Cosa vi immaginate per il futuro? “Il futuro per sua natura è incerto, possiamo sperare di continuare in armonia, consapevoli che dobbiamo coltivare l’interesse di chi, in futuro, possa continuare quello che abbiamo iniziato.”
Quale potrebbe essere il futuro di un’iniziativa come questa? Lo abbiamo chiesto a Fabio Forlani, professore associato di Economia e Gestione delle Imprese dell’Università degli Studi di Perugia. Docente di Hospitality Management e Marketing del Turismo. Autore di più di 50 pubblicazioni, ha raccolto i risultati della ricerca condotta con Simone Splendiani nel volume edito recentemente da Franco Angeli, Il Turismo dei cammini per la valorizzazione delle destinazioni italiane.
“Il recupero dei sentieri della Valconca si inserisce nel contesto dello slow tourism, il turismo lento di camminatori, cicloturisti e ippoturisti. È un fenomeno ampio,” spiega il professore, “relativamente recente, in rapida crescita nei numeri e per l’interesse scientifico. Si caratterizza nel vivere in maniera lenta il territorio e le comunità ospitanti. In questo quadro, quello che sta accadendo in Valconca è interessante perché rende utilizzabile il territorio per le diverse esperienze, a patto che vengano colte determinate opportunità.”

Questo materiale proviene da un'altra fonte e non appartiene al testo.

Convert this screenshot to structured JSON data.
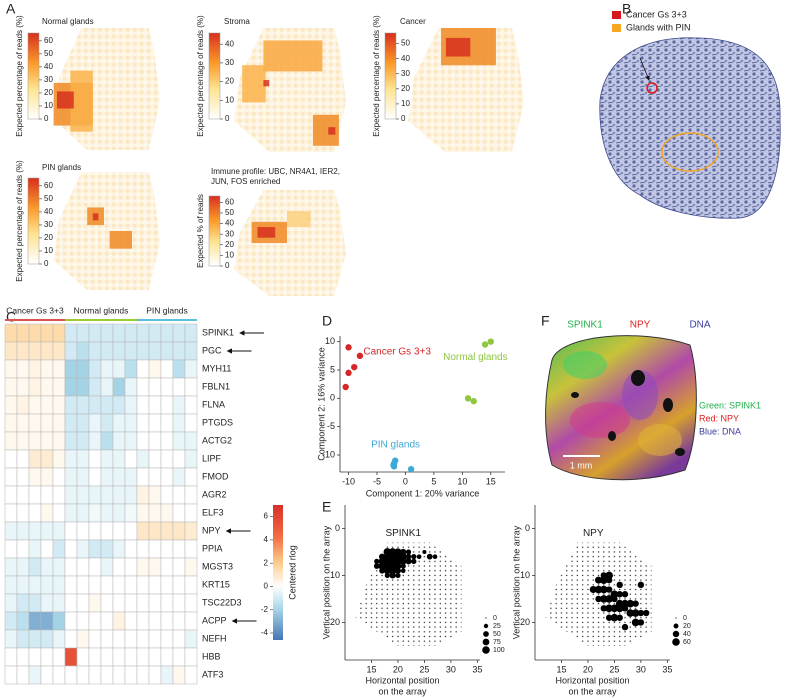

Nel turismo slow il turista si muove lungo itinerari, attraverso i luoghi. “Un sentiero diventa un investimento valido nel momento in cui si connette a cammini che hanno punto di arrivo e destinazione distanti. Eclatante è sicuramente il Cammino di Santiago, in Italia possiamo citare la via Francigena, o quella di Francesco, ma anche il circuito delle Big Bench. Il turismo lento,” prosegue, “è fatto da piccoli numeri ed è tendenzialmente sobrio, alla ricerca di autenticità, identità e rapporti personali. Oltre a ciò, offre almeno tre opportunità a territori rurali o marginali: incentiva la microeconomia locale, il camminatore vive e consuma sul luogo, i turisti che acquistano in una bottega o in un bar di un paesino possono permettere all’esercizio di rimanere in vita anche per la comunità locale.”
“L’aprirsi della comunità al turista,” conclude il professor Forlani “riattiva le relazioni interne, con significativi benefici dal punto di vista sociale. Anche l’ambiente migliora grazie al recupero e alla manutenzione del territorio.